Ceremonia did not start as a company. It started as a question, and the question would not let us go.
Years ago, our founder Austin Mao walked into a ceremony carrying the kind of question most people learn to live around, the one underneath the career, the relationships, the achievements. He came out of that ceremony with something he could not unsee: a felt sense of connection to himself, to other people, and to the living world that the rest of his life had been quietly missing.
What he did with that experience matters more than the experience itself. He spent the next years studying, IFS with practitioners trained by Dick Schwartz, somatic work, the clinical research coming out of Johns Hopkins and Imperial College London, indigenous lineages walked with consent and reciprocity. He apprenticed. He sat with friends through their own journeys. He kept noticing the gap.
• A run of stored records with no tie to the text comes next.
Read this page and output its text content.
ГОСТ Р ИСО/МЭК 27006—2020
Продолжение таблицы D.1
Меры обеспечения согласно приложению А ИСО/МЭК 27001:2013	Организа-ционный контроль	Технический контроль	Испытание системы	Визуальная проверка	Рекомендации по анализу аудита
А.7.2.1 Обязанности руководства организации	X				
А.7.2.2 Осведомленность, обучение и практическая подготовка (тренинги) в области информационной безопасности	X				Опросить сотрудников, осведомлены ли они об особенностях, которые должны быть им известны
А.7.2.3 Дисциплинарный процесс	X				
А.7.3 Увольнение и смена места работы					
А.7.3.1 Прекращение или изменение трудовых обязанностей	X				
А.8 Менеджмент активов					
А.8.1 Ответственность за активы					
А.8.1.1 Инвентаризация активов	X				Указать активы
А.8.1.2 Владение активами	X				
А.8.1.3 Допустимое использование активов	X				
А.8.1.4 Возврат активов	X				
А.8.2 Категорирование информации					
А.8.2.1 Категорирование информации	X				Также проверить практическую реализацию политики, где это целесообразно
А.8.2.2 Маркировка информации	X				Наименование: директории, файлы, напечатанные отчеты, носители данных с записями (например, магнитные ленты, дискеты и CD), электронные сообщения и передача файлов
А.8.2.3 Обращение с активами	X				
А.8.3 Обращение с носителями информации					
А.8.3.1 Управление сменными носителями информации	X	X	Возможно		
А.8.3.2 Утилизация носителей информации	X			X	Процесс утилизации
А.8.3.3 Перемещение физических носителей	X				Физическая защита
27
The gap was simple. People were having transformative experiences in unsafe containers, or safe containers with no integration, or clinical containers with no soul. The underground was rich with wisdom and short on screening. The clinics were rich with screening and short on wisdom. The retreats overseas were beautiful and far away, and no one was there the morning after you got home.
So we built the container we wished had existed. Legal, regulated, held in Colorado. Clinically screened, by a real intake team that says no when the answer is no. Held inside ceremony, not a hospital, not a hotel, by facilitators who have walked the path themselves. And followed by integration that lasts longer than the retreat did, because the retreat is not the work. The retreat is the doorway. The work is the year that follows.
Today, more than 600 guided journeys later, Ceremonia is a nonprofit holding small-cohort retreats, an alumni community that keeps walking, and a body of writing, podcasting, and research we're proud to share. We are not the only people doing this well. We are simply the people who have committed to doing it the way we wished it had been done for us.